How to extract the dependency (also called causal) graph of a ModelingToolkit.jl ODE model?

I am trying to create the dependency (sometimes called causal) graph of a complex ODE System I have created symbolically with MTK. To do this I am using the dependency graph functionality of MTK [found here], however I cannot interpret it correctly to create what I need. I will present a MWE and what I want to create and perhaps someone can help me interpret and process the asgraph output to get what I need?

Here is the simple model:

using ModelingToolkit
using ModelingToolkit: t_nounits as t

@variables x(t) = 1.0 y(t) = 1.0 z(t)

eqs = [
    Differential(t)(x) ~ -2x + z,
    Differential(t)(y) ~ -2y,
    z ~ x*y,
]

sys = ODESystem(eqs, t; name = :test)

ssys = structural_simplify(sys)

go = asgraph(sys; variables = [x, y, z])
gs = asgraph(ssys; variables = [x, y, z])

the output of go (which is what I believe I must use) is:

julia> go
BipartiteGraph with (3, 3) (đť‘ ,đť‘‘)-vertices
  #  src       dst
 1     [1, 3]    [1, 3]
 2     [2]       [2, 3]
 3     [1, 2]    [1]

What I want to create is:

(I know how to plot graphs if I create the graph above).

Ultimately, I want to process the graph above to create the true and full causal graph of the system which is:

However just getting the first picture is more than enough for me!

1 Like

Your first picture is just the src from go with two changes where you change indices for a variable to its derivative if it’s a differential variable. Did you try that?

Thanks that helps a bit. I realized that with this approach I need to keep track of also the order of equations that the sys stores for later processing, which for my actual use case is rather tedious.

Looking later down in the same documentation page, I actually found something that almost automatically creates what I need:

variables = [x, y, z]
varvardep = varvar_dependencies(asgraph(sys; variables), variable_dependencies(sys; variables))

using CairoMakie, GraphMakie
graphplot(varvardep; nlabels = string.([x, y, z]))

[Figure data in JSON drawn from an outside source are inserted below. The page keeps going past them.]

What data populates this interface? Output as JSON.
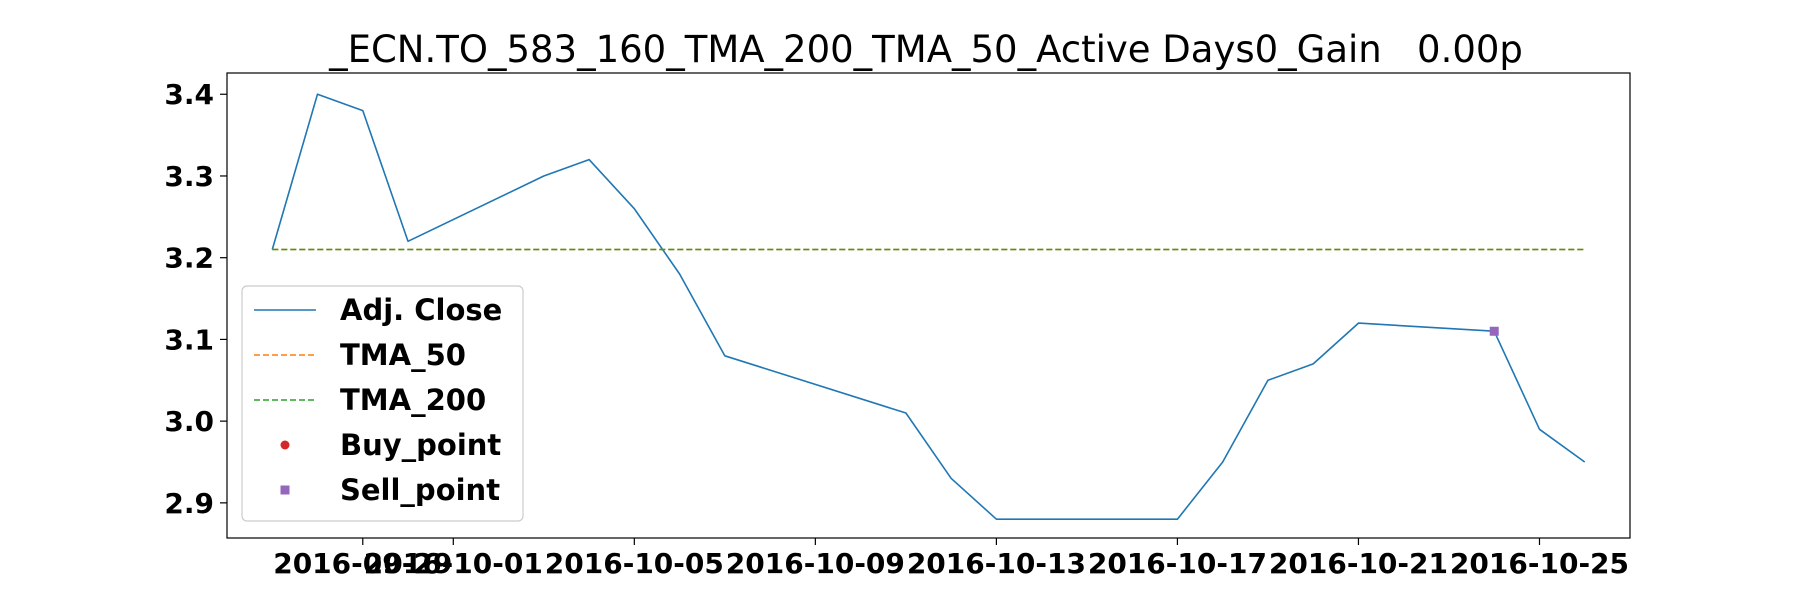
{
  "chart_data": {
    "type": "line",
    "title": "_ECN.TO_583_160_TMA_200_TMA_50_Active Days0_Gain   0.00p",
    "xlabel": "",
    "ylabel": "",
    "x": [
      "2016-09-27",
      "2016-09-28",
      "2016-09-29",
      "2016-09-30",
      "2016-10-03",
      "2016-10-04",
      "2016-10-05",
      "2016-10-06",
      "2016-10-07",
      "2016-10-11",
      "2016-10-12",
      "2016-10-13",
      "2016-10-14",
      "2016-10-17",
      "2016-10-18",
      "2016-10-19",
      "2016-10-20",
      "2016-10-21",
      "2016-10-24",
      "2016-10-25",
      "2016-10-26"
    ],
    "x_ticks": [
      "2016-09-29",
      "2016-10-01",
      "2016-10-05",
      "2016-10-09",
      "2016-10-13",
      "2016-10-17",
      "2016-10-21",
      "2016-10-25"
    ],
    "x_tick_labels": [
      "2016-09-29",
      "2016-10-01",
      "2016-10-05",
      "2016-10-09",
      "2016-10-13",
      "2016-10-17",
      "2016-10-21",
      "2016-10-25"
    ],
    "xlim": [
      "2016-09-26",
      "2016-10-27"
    ],
    "y_ticks": [
      2.9,
      3.0,
      3.1,
      3.2,
      3.3,
      3.4
    ],
    "y_tick_labels": [
      "2.9",
      "3.0",
      "3.1",
      "3.2",
      "3.3",
      "3.4"
    ],
    "ylim": [
      2.857,
      3.426
    ],
    "series": [
      {
        "name": "Adj. Close",
        "style": "solid",
        "color": "#1f77b4",
        "values": [
          3.21,
          3.4,
          3.38,
          3.22,
          3.3,
          3.32,
          3.26,
          3.18,
          3.08,
          3.01,
          2.93,
          2.88,
          2.88,
          2.88,
          2.95,
          3.05,
          3.07,
          3.12,
          3.11,
          2.99,
          2.95
        ]
      },
      {
        "name": "TMA_50",
        "style": "dashed",
        "color": "#ff7f0e",
        "values": [
          3.21,
          3.21,
          3.21,
          3.21,
          3.21,
          3.21,
          3.21,
          3.21,
          3.21,
          3.21,
          3.21,
          3.21,
          3.21,
          3.21,
          3.21,
          3.21,
          3.21,
          3.21,
          3.21,
          3.21,
          3.21
        ]
      },
      {
        "name": "TMA_200",
        "style": "dashed",
        "color": "#2ca02c",
        "values": [
          3.21,
          3.21,
          3.21,
          3.21,
          3.21,
          3.21,
          3.21,
          3.21,
          3.21,
          3.21,
          3.21,
          3.21,
          3.21,
          3.21,
          3.21,
          3.21,
          3.21,
          3.21,
          3.21,
          3.21,
          3.21
        ]
      }
    ],
    "buy_points": [],
    "sell_points": [
      {
        "x": "2016-10-24",
        "y": 3.11
      }
    ],
    "markers": {
      "buy": {
        "name": "Buy_point",
        "shape": "circle",
        "color": "#d62728"
      },
      "sell": {
        "name": "Sell_point",
        "shape": "square",
        "color": "#9467bd"
      }
    },
    "grid": false,
    "legend_position": "lower-left",
    "legend": [
      "Adj. Close",
      "TMA_50",
      "TMA_200",
      "Buy_point",
      "Sell_point"
    ]
  }
}
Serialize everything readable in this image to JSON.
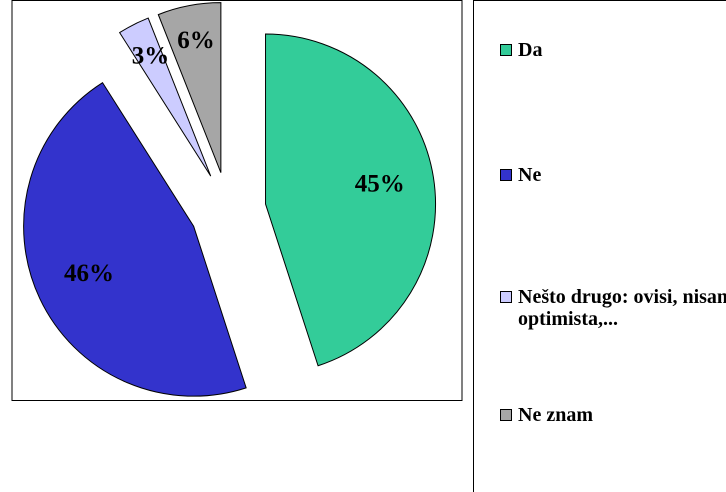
{
  "chart_data": {
    "type": "pie",
    "categories": [
      "Da",
      "Ne",
      "Nešto drugo: ovisi, nisam optimista,...",
      "Ne znam"
    ],
    "values": [
      45,
      46,
      3,
      6
    ],
    "value_labels": [
      "45%",
      "46%",
      "3%",
      "6%"
    ],
    "colors": [
      "#33cc99",
      "#3333cc",
      "#ccccff",
      "#a6a6a6"
    ],
    "legend": "right"
  }
}
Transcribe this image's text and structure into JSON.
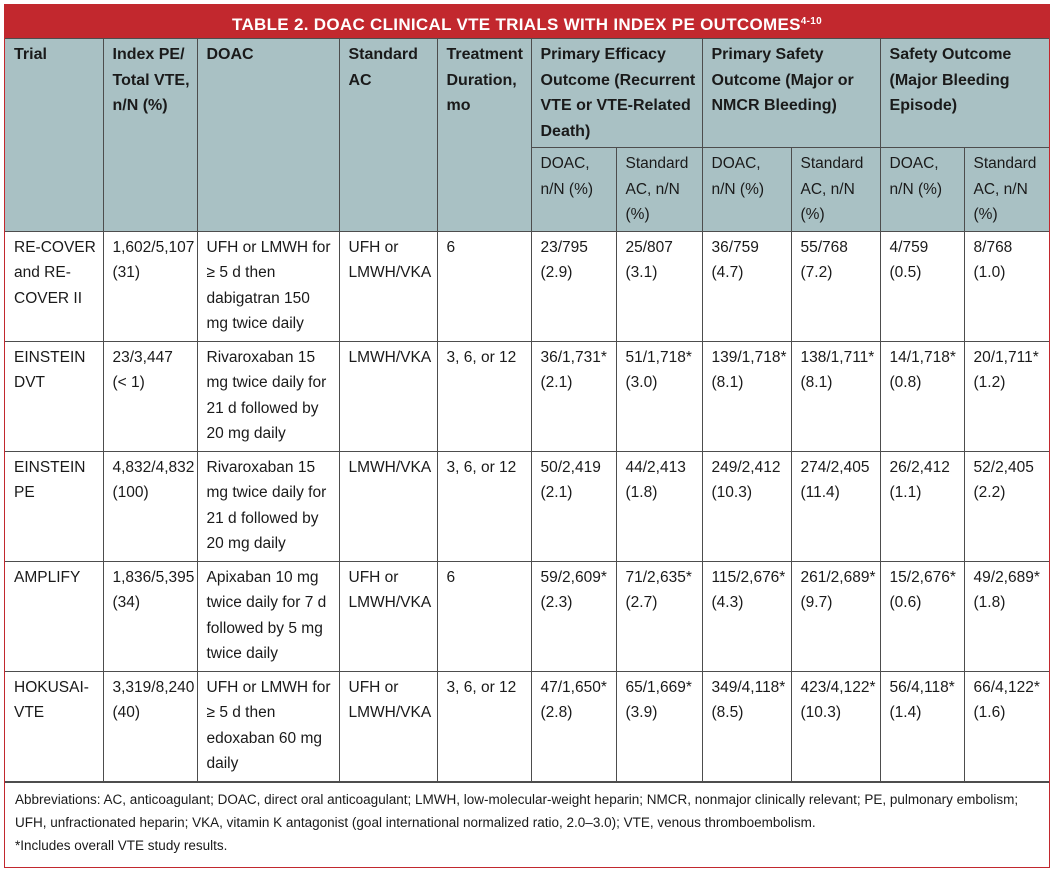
{
  "title": {
    "text": "TABLE 2.  DOAC CLINICAL VTE TRIALS WITH INDEX PE OUTCOMES",
    "superscript": "4-10"
  },
  "columns": [
    "Trial",
    "Index PE/ Total VTE, n/N (%)",
    "DOAC",
    "Standard AC",
    "Treatment Duration, mo",
    "Primary Efficacy Outcome (Recurrent VTE or VTE-Related Death)",
    "Primary Safety Outcome (Major or NMCR Bleeding)",
    "Safety Outcome (Major Bleeding Episode)"
  ],
  "subcolumns": [
    "DOAC, n/N (%)",
    "Standard AC, n/N (%)",
    "DOAC, n/N (%)",
    "Standard AC, n/N (%)",
    "DOAC, n/N (%)",
    "Standard AC, n/N (%)"
  ],
  "rows": [
    [
      "RE-COVER and RE-COVER II",
      "1,602/5,107 (31)",
      "UFH or LMWH for ≥ 5 d then dabigatran 150 mg twice daily",
      "UFH or LMWH/VKA",
      "6",
      "23/795 (2.9)",
      "25/807 (3.1)",
      "36/759 (4.7)",
      "55/768 (7.2)",
      "4/759 (0.5)",
      "8/768 (1.0)"
    ],
    [
      "EINSTEIN DVT",
      "23/3,447 (< 1)",
      "Rivaroxaban 15 mg twice daily for 21 d followed by 20 mg daily",
      "LMWH/VKA",
      "3, 6, or 12",
      "36/1,731* (2.1)",
      "51/1,718* (3.0)",
      "139/1,718* (8.1)",
      "138/1,711* (8.1)",
      "14/1,718* (0.8)",
      "20/1,711* (1.2)"
    ],
    [
      "EINSTEIN PE",
      "4,832/4,832 (100)",
      "Rivaroxaban 15 mg twice daily for 21 d followed by 20 mg daily",
      "LMWH/VKA",
      "3, 6, or 12",
      "50/2,419 (2.1)",
      "44/2,413 (1.8)",
      "249/2,412 (10.3)",
      "274/2,405 (11.4)",
      "26/2,412 (1.1)",
      "52/2,405 (2.2)"
    ],
    [
      "AMPLIFY",
      "1,836/5,395 (34)",
      "Apixaban 10 mg twice daily for 7 d followed by 5 mg twice daily",
      "UFH or LMWH/VKA",
      "6",
      "59/2,609* (2.3)",
      "71/2,635* (2.7)",
      "115/2,676* (4.3)",
      "261/2,689* (9.7)",
      "15/2,676* (0.6)",
      "49/2,689* (1.8)"
    ],
    [
      "HOKUSAI-VTE",
      "3,319/8,240 (40)",
      "UFH or LMWH for ≥ 5 d then edoxaban 60 mg daily",
      "UFH or LMWH/VKA",
      "3, 6, or 12",
      "47/1,650* (2.8)",
      "65/1,669* (3.9)",
      "349/4,118* (8.5)",
      "423/4,122* (10.3)",
      "56/4,118* (1.4)",
      "66/4,122* (1.6)"
    ]
  ],
  "footnotes": {
    "abbreviations": "Abbreviations: AC, anticoagulant; DOAC, direct oral anticoagulant; LMWH, low-molecular-weight heparin; NMCR, nonmajor clinically relevant; PE, pulmonary embolism; UFH, unfractionated heparin; VKA, vitamin K antagonist (goal international normalized ratio, 2.0–3.0); VTE, venous thromboembolism.",
    "asterisk": "*Includes overall VTE study results."
  },
  "colors": {
    "title_bar": "#c2282e",
    "header_bg": "#a9c1c4",
    "border": "#4d4d4d"
  }
}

I think from the above result, I only need to process all self links to be new links pointing to new variables, the derivatives.

Is it correct to assume that all self links are from variables to their derivatives? Can you imagine any other scenario where a self-link would exist? (I can’t from the top of my head). I understand that given that I know a-priory which variables of my system are differential I can manually make this distinction on the variables vector above, but I am hoping to get a programmatic way to distinguish this. Or is there perhaps a function offered by MTK is_differential(sys, variable) that spits true if that’s the case?

ah actually my approach above is simply incorrect.

What I have to do is first identify which of the variables are time-derivative’d. Then, for each, I have to make all incoming links point to a new variable (the derivative). So a programmatic way to check if a variable is derivative’d (i.e., a state variable) in the sys would be great!

I’m using something like this:

function get_diff_variables(sys)
    only.(get_variables.(getproperty.(diff_equations(sys), :lhs)))
end

where get_variables is from Symbolics and diff_equations from ModelingToolkit.